Most people who enter accounting either knew someone in the field or took a course in high school, says Crystal Cooke, AICPA director of diversity and inclusion. However, many schools where minority students are the majority don’t offer an accounting major.
“A lot of minorities don’t have an accountant in their world,” she says. “They don’t see accounting. They don’t even think of the major.”
That leads to a disparity in college graduates as well. In the 2017-18 school year, Black/African American students accounted for 6% of college graduates who earned a baccalaureate or master’s degree in accounting, compared to 58% of White students.
To improve those numbers, organizations like the AICPA are working with middle- and high schools to introduce accounting to students who aren’t exposed to it, Cooke says. Through its Pilot Bridge Program, the organization educates teachers on how to provide instruction on what the career is and how to teach accounting in school.
“And not just bookkeeping accounting,” Cooke says. “Like managerial accounting and those real meaty topics that they would study when they would go into college and into their career.”
For high schools without accounting programs, they can partner with a local college to host a course for those students to learn about accounting, Cooke suggests. Such a course would aid guidance counselors who might not push students toward accounting because they presume it’s only about taxes. “It’s a huge gap there,” she says.
While the pipeline needs to be addressed, inclusivity in the profession is also “a crucial piece,” Cooke says. If students can’t see themselves working long term in the profession, “It doesn’t matter what we do for the pipeline,” she says.
“Do they see other people who look like them progressing and advancing?” she says. “And can they picture themselves there? When they get there, will they feel a part of the team?”
The industry has made strides to increase the number of women in the profession. And the AICPA needs to figure out what it did for women who moved the needle and apply it to ethnic diversity, Cooke says.
Still, women accounted for only 23% of partners at CPA firms in 2018.
“Even though women are progressing, women of color seem to be still struggling,” Cooke says. “So, we need to figure out what we need to do to support women of color.”
Inclusivity issues are something that Trinette Simon has recognized in the 20-plus years she’s worked in accounting and finance. Of the some 500 professionals at Cohen & Co., where Simon works as a director, about 20 are minorities, she says.
“I’ve always been maybe the one or one of two in the group,” Simon says. “Even in class, I don’t recall seeing too many minorities in the classes.”
To address diversity and inclusion, Cohen & Co. has formalized a team to put something in place “that’s not just a temporary Band-Aid,” she says. The company hosts webinars with staff to foster a more inclusive work environment, which lends itself toward retention, she says. If a company lacks an inclusive environment, “Even if you hire diverse employees, they’re not going to stay,” Simon says.

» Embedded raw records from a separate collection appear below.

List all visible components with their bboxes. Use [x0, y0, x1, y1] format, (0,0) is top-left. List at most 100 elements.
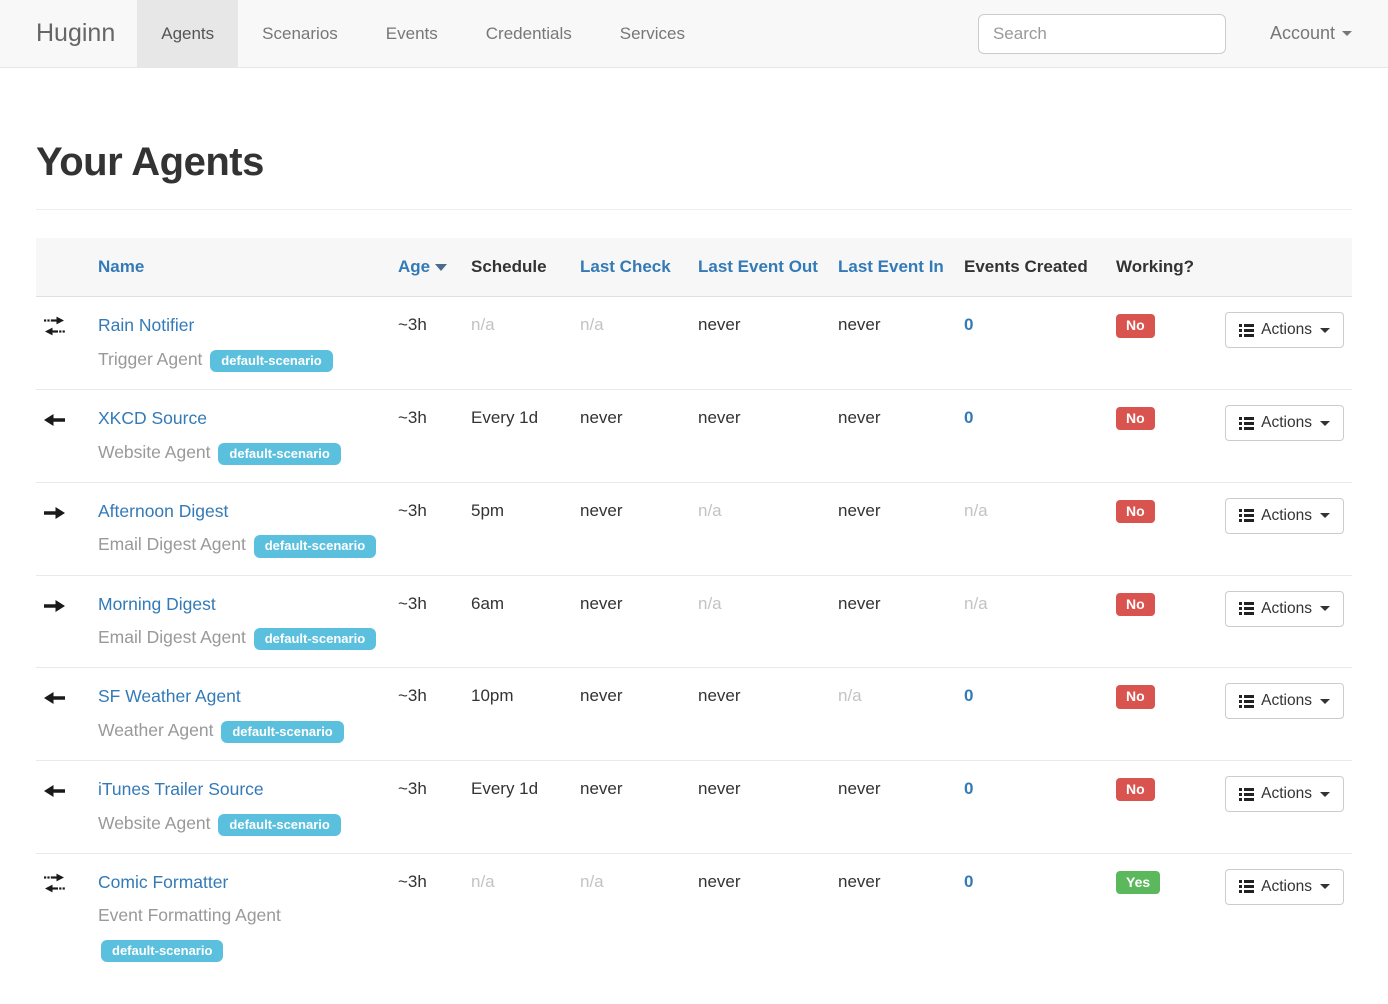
list-icon	[1239, 323, 1255, 337]
table-row: Rain Notifier Trigger Agent default-scen…	[36, 296, 1352, 391]
agent-name-link[interactable]: Comic Formatter	[98, 871, 229, 892]
list-icon	[1239, 787, 1255, 801]
age-cell: ~3h	[390, 575, 463, 669]
nav-item-services[interactable]: Services	[619, 23, 685, 43]
agent-name-link[interactable]: SF Weather Agent	[98, 686, 241, 707]
agent-flow-icon	[44, 683, 65, 713]
working-badge: No	[1116, 314, 1155, 338]
icon-column-header	[36, 238, 90, 298]
nav-item-scenarios[interactable]: Scenarios	[262, 23, 338, 43]
agents-table: Name Age Schedule Last Check Last Event …	[36, 238, 1352, 979]
events-created-link[interactable]: 0	[964, 408, 974, 428]
scenario-badge[interactable]: default-scenario	[221, 720, 344, 744]
agent-name-link[interactable]: Rain Notifier	[98, 315, 195, 336]
agent-flow-icon	[44, 498, 65, 528]
agent-name-link[interactable]: iTunes Trailer Source	[98, 779, 264, 800]
table-row: Afternoon Digest Email Digest Agent defa…	[36, 482, 1352, 576]
chevron-down-icon	[1320, 327, 1330, 333]
age-cell: ~3h	[390, 296, 463, 391]
working-badge: No	[1116, 592, 1155, 616]
search-input[interactable]	[977, 13, 1226, 54]
account-menu[interactable]: Account	[1270, 23, 1352, 44]
scenario-badge[interactable]: default-scenario	[218, 442, 341, 465]
events-created-link[interactable]: 0	[964, 686, 974, 706]
main-nav: Agents Scenarios Events Credentials Serv…	[137, 0, 709, 67]
agent-flow-icon	[44, 312, 65, 344]
page-container: Your Agents Name Age Schedule Last Check…	[0, 140, 1388, 979]
agent-flow-icon	[44, 776, 65, 806]
nav-item-credentials[interactable]: Credentials	[485, 23, 572, 43]
column-header-last-event-out[interactable]: Last Event Out	[690, 238, 830, 298]
last-event-out-cell: never	[690, 760, 830, 854]
column-header-last-event-in[interactable]: Last Event In	[830, 238, 956, 298]
last-check-cell: never	[572, 389, 690, 483]
schedule-cell: n/a	[463, 296, 572, 391]
agent-name-link[interactable]: Morning Digest	[98, 593, 216, 614]
events-created-value: n/a	[964, 500, 988, 520]
column-header-schedule: Schedule	[463, 238, 572, 298]
sort-caret-icon	[435, 264, 448, 272]
age-cell: ~3h	[398, 871, 427, 891]
last-event-out-cell: never	[690, 389, 830, 483]
column-header-last-check[interactable]: Last Check	[572, 238, 690, 298]
table-header-row: Name Age Schedule Last Check Last Event …	[36, 238, 1352, 298]
last-check-cell: n/a	[580, 871, 604, 891]
events-created-link[interactable]: 0	[964, 779, 974, 799]
column-header-age[interactable]: Age	[390, 238, 463, 298]
events-created-link[interactable]: 0	[964, 315, 974, 335]
actions-button[interactable]: Actions	[1225, 868, 1344, 905]
working-badge: No	[1116, 685, 1155, 709]
scenario-badge[interactable]: default-scenario	[218, 813, 341, 836]
nav-item-agents[interactable]: Agents	[137, 0, 239, 67]
age-cell: ~3h	[390, 482, 463, 576]
actions-button[interactable]: Actions	[1225, 312, 1344, 349]
chevron-down-icon	[1320, 884, 1330, 890]
list-icon	[1239, 880, 1255, 894]
column-header-name[interactable]: Name	[90, 238, 390, 298]
chevron-down-icon	[1320, 513, 1330, 519]
last-event-in-cell: never	[830, 482, 956, 576]
brand-logo[interactable]: Huginn	[36, 19, 116, 47]
agent-type-label: Trigger Agent	[98, 348, 203, 369]
last-event-out-cell: n/a	[690, 482, 830, 576]
navbar: Huginn Agents Scenarios Events Credentia…	[0, 0, 1388, 68]
nav-item-events[interactable]: Events	[385, 23, 438, 43]
chevron-down-icon	[1320, 791, 1330, 797]
last-event-out-cell: never	[690, 667, 830, 762]
age-cell: ~3h	[390, 760, 463, 854]
schedule-cell: 10pm	[463, 667, 572, 762]
list-icon	[1239, 416, 1255, 430]
agent-type-label: Event Formatting Agent	[98, 905, 281, 926]
working-badge: No	[1116, 778, 1155, 802]
last-check-cell: never	[572, 667, 690, 762]
actions-button[interactable]: Actions	[1225, 776, 1344, 813]
last-event-in-cell: n/a	[830, 667, 956, 762]
table-row: XKCD Source Website Agent default-scenar…	[36, 389, 1352, 483]
actions-button[interactable]: Actions	[1225, 590, 1344, 627]
agent-flow-icon	[44, 591, 65, 621]
agent-name-link[interactable]: Afternoon Digest	[98, 500, 229, 521]
scenario-badge[interactable]: default-scenario	[253, 628, 377, 651]
agent-type-label: Website Agent	[98, 441, 211, 462]
chevron-down-icon	[1320, 698, 1330, 704]
list-icon	[1239, 602, 1255, 616]
events-created-link[interactable]: 0	[964, 871, 974, 891]
column-header-events-created: Events Created	[956, 238, 1108, 298]
actions-button[interactable]: Actions	[1225, 683, 1344, 720]
column-header-working: Working?	[1108, 238, 1215, 298]
table-row: iTunes Trailer Source Website Agent defa…	[36, 760, 1352, 854]
agent-name-link[interactable]: XKCD Source	[98, 408, 207, 429]
account-label: Account	[1269, 23, 1335, 43]
scenario-badge[interactable]: default-scenario	[210, 349, 333, 373]
list-icon	[1239, 509, 1255, 523]
age-cell: ~3h	[390, 667, 463, 762]
actions-button[interactable]: Actions	[1225, 497, 1344, 534]
agent-type-label: Website Agent	[98, 812, 211, 833]
last-check-cell: never	[572, 575, 690, 669]
actions-button[interactable]: Actions	[1225, 405, 1344, 442]
last-event-in-cell: never	[830, 389, 956, 483]
last-event-in-cell: never	[830, 296, 956, 391]
last-event-in-cell: never	[830, 575, 956, 669]
scenario-badge[interactable]: default-scenario	[253, 535, 377, 558]
scenario-badge[interactable]: default-scenario	[101, 939, 224, 962]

“I think it’s good for everyone. And it’s opening up a lot more opportunities,” she says.
Simon looks to reach out to schools as well and encourage students to keep an open mind about the accounting profession, which is more than just “pushing numbers,” she says.
“We have to educate students earlier before college. You have to explain what the field really is versus the stereotype that you might see somewhere else,” she says. “You learn a whole lot. You see how things are made. So it’s kind of an educational process too.”
AICPA’s Cooke agrees, saying that accounting can even be the foundation of entrepreneurship.
“Accounting is the language of business. Knowing that and the inner workings of how a financial statement works, and what goes into it. That alone is a great tool to have in life,” she says. “And a lot of CFOs go on to become CEOs of organizations.”